The geopolitical tensions have overshadowed global trade initiatives, prompting many to question the relevance of the multilateral trading system.

“If we remove WTO rules today, then what would you have? There would be no agreements underpinning world trade, which will result in an anarchic situation,” said the DG. “Some of the other standards on which trade is done, such as technical standards and food standards, all come from WTO. The bilateral and regional agreements are patterned on WTO rules, and some of them are quite innovative that are built on WTO rules but have other chapters added.”

She said that despite supply chain challenges during Covid-19 and the Ukraine War, trade proved to be really resilient. The multilateral system delivered vaccines after the initial hiccups. “Without the trading system, we could never have this exchange of vaccines between producers and end-users. At a time when food inflation is high and people have not been able to import from the Black Sea region due to the Ukraine war, supplies are ensured from other regions,” she added. Europe has found energy supplies from other parts when they could not get them from Russia.

She said that there is an atmosphere of pessimism, the world is fragmented, but we are not at the point where the trading system is falling apart. “We will focus on issues during the 13th MC that the WTO can deliver.”
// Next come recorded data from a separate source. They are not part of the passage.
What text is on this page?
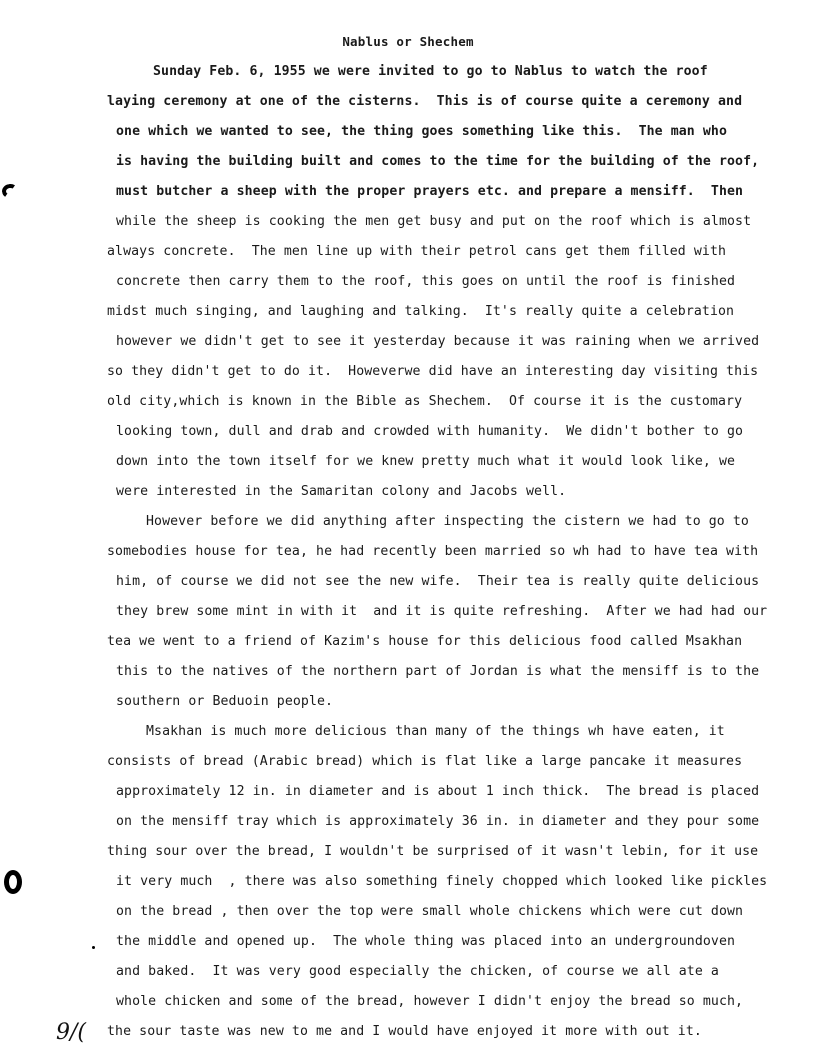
Nablus or Shechem
Sunday Feb. 6, 1955 we were invited to go to Nablus to watch the roof
laying ceremony at one of the cisterns.  This is of course quite a ceremony and
one which we wanted to see, the thing goes something like this.  The man who
is having the building built and comes to the time for the building of the roof,
must butcher a sheep with the proper prayers etc. and prepare a mensiff.  Then
while the sheep is cooking the men get busy and put on the roof which is almost
always concrete.  The men line up with their petrol cans get them filled with
concrete then carry them to the roof, this goes on until the roof is finished
midst much singing, and laughing and talking.  It's really quite a celebration
however we didn't get to see it yesterday because it was raining when we arrived
so they didn't get to do it.  Howeverwe did have an interesting day visiting this
old city,which is known in the Bible as Shechem.  Of course it is the customary
looking town, dull and drab and crowded with humanity.  We didn't bother to go
down into the town itself for we knew pretty much what it would look like, we
were interested in the Samaritan colony and Jacobs well.
However before we did anything after inspecting the cistern we had to go to
somebodies house for tea, he had recently been married so wh had to have tea with
him, of course we did not see the new wife.  Their tea is really quite delicious
they brew some mint in with it  and it is quite refreshing.  After we had had our
tea we went to a friend of Kazim's house for this delicious food called Msakhan
this to the natives of the northern part of Jordan is what the mensiff is to the
southern or Beduoin people.
Msakhan is much more delicious than many of the things wh have eaten, it
consists of bread (Arabic bread) which is flat like a large pancake it measures
approximately 12 in. in diameter and is about 1 inch thick.  The bread is placed
on the mensiff tray which is approximately 36 in. in diameter and they pour some
thing sour over the bread, I wouldn't be surprised of it wasn't lebin, for it use
it very much  , there was also something finely chopped which looked like pickles
on the bread , then over the top were small whole chickens which were cut down
the middle and opened up.  The whole thing was placed into an undergroundoven
and baked.  It was very good especially the chicken, of course we all ate a
whole chicken and some of the bread, however I didn't enjoy the bread so much,
the sour taste was new to me and I would have enjoyed it more with out it.
9/(
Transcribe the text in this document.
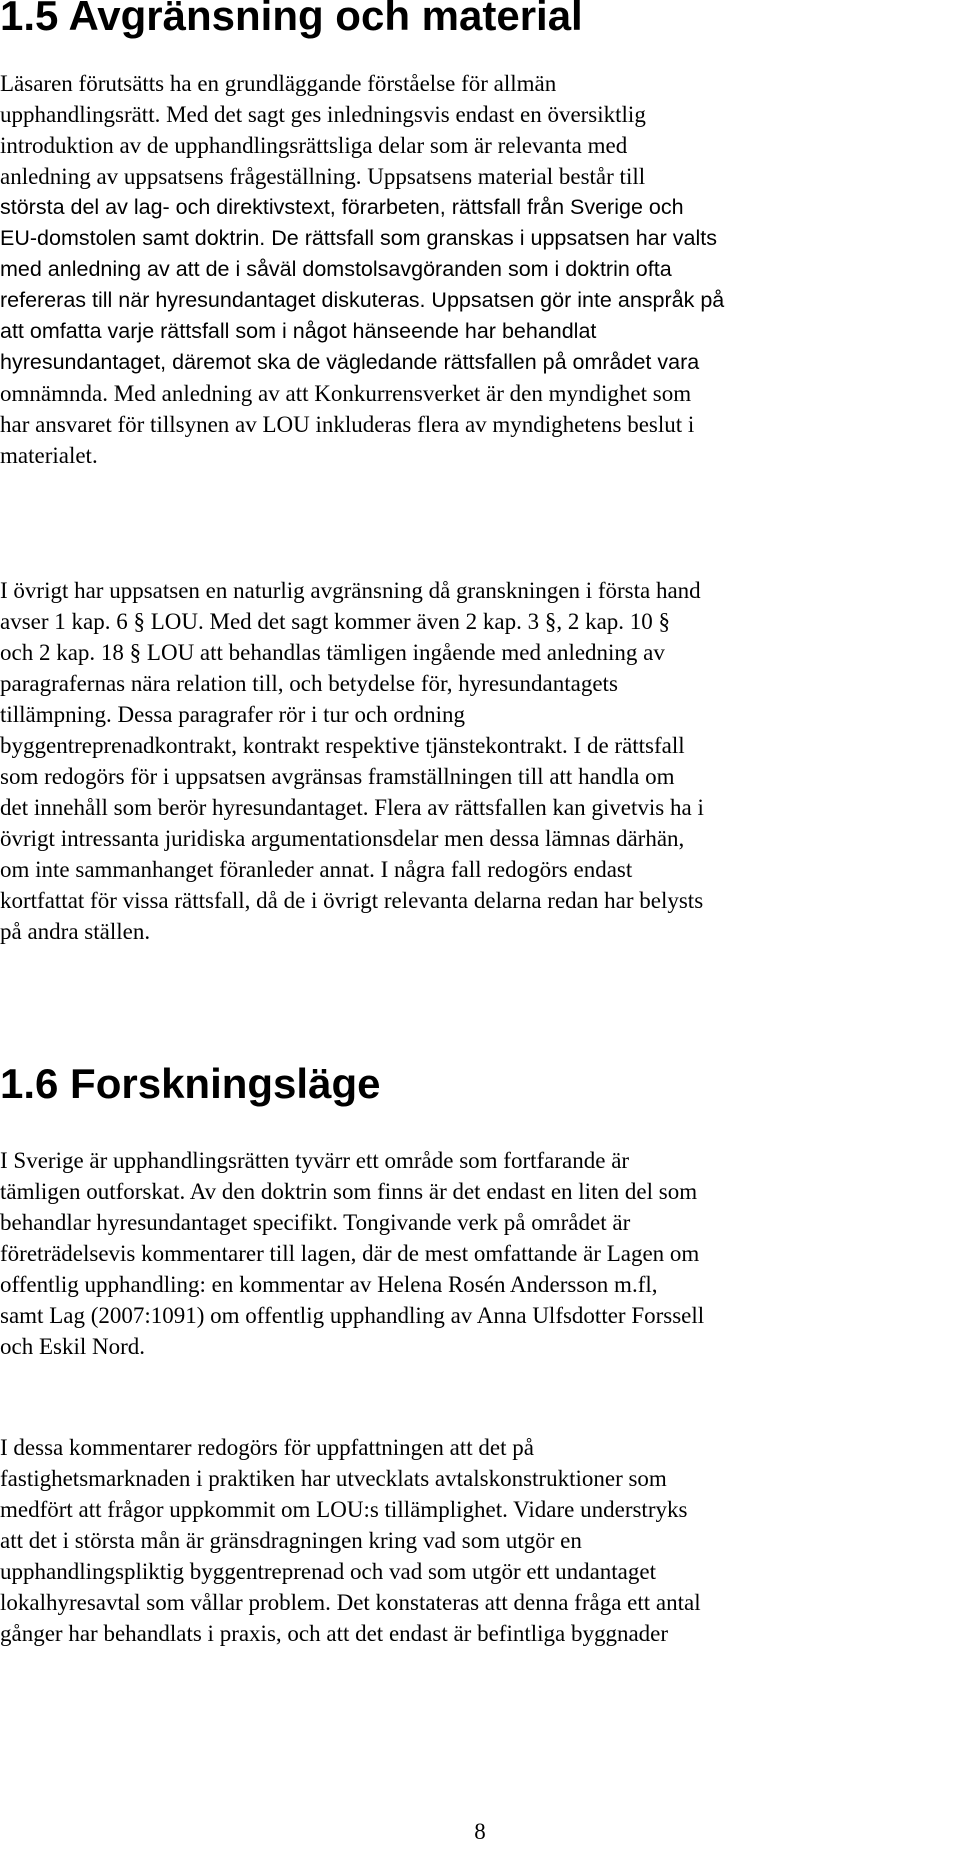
1.5 Avgränsning och material

Läsaren förutsätts ha en grundläggande förståelse för allmän
upphandlingsrätt. Med det sagt ges inledningsvis endast en översiktlig
introduktion av de upphandlingsrättsliga delar som är relevanta med
anledning av uppsatsens frågeställning. Uppsatsens material består till
största del av lag- och direktivstext, förarbeten, rättsfall från Sverige och
EU-domstolen samt doktrin. De rättsfall som granskas i uppsatsen har valts
med anledning av att de i såväl domstolsavgöranden som i doktrin ofta
refereras till när hyresundantaget diskuteras. Uppsatsen gör inte anspråk på
att omfatta varje rättsfall som i något hänseende har behandlat
hyresundantaget, däremot ska de vägledande rättsfallen på området vara
omnämnda. Med anledning av att Konkurrensverket är den myndighet som
har ansvaret för tillsynen av LOU inkluderas flera av myndighetens beslut i
materialet.

I övrigt har uppsatsen en naturlig avgränsning då granskningen i första hand
avser 1 kap. 6 § LOU. Med det sagt kommer även 2 kap. 3 §, 2 kap. 10 §
och 2 kap. 18 § LOU att behandlas tämligen ingående med anledning av
paragrafernas nära relation till, och betydelse för, hyresundantagets
tillämpning. Dessa paragrafer rör i tur och ordning
byggentreprenadkontrakt, kontrakt respektive tjänstekontrakt. I de rättsfall
som redogörs för i uppsatsen avgränsas framställningen till att handla om
det innehåll som berör hyresundantaget. Flera av rättsfallen kan givetvis ha i
övrigt intressanta juridiska argumentationsdelar men dessa lämnas därhän,
om inte sammanhanget föranleder annat. I några fall redogörs endast
kortfattat för vissa rättsfall, då de i övrigt relevanta delarna redan har belysts
på andra ställen.

1.6 Forskningsläge

I Sverige är upphandlingsrätten tyvärr ett område som fortfarande är
tämligen outforskat. Av den doktrin som finns är det endast en liten del som
behandlar hyresundantaget specifikt. Tongivande verk på området är
företrädelsevis kommentarer till lagen, där de mest omfattande är Lagen om
offentlig upphandling: en kommentar av Helena Rosén Andersson m.fl,
samt Lag (2007:1091) om offentlig upphandling av Anna Ulfsdotter Forssell
och Eskil Nord.

I dessa kommentarer redogörs för uppfattningen att det på
fastighetsmarknaden i praktiken har utvecklats avtalskonstruktioner som
medfört att frågor uppkommit om LOU:s tillämplighet. Vidare understryks
att det i största mån är gränsdragningen kring vad som utgör en
upphandlingspliktig byggentreprenad och vad som utgör ett undantaget
lokalhyresavtal som vållar problem. Det konstateras att denna fråga ett antal
gånger har behandlats i praxis, och att det endast är befintliga byggnader

8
WTO reforms are needed to make the dispute settlement mechanism operational, which is a big deliverable for the next meeting, but it’s not easy, said the DG. She listed agriculture as another deliverable and hoped that some breakthrough can be made despite “very tough” issues. Some members want to work on distortive subsidies, and others want to discuss the issue of stockpiles. Some countries only want market access, she added.

It has been 22 years of negotiations on agriculture, and we have to ask ourselves how do we break the back of it and try to deliver something that is acceptable to the developing world. She said that developing countries are expecting to get benefits from the WTO, and we have to deliver on it. She said that Bangladesh will be upgraded from the least developed country status to a developing country by 2026.

The issue of further extension in e-commerce moratorium for not charging custom duties on electronic transactions will be on the next meeting's agenda. She said that trade is going digital, and developing countries are keen to earn additional revenues.

The Director-General is going to introduce deliberative sessions to provide a platform for member countries to discuss different issues.

Published in The Express Tribune, September 15th, 2023.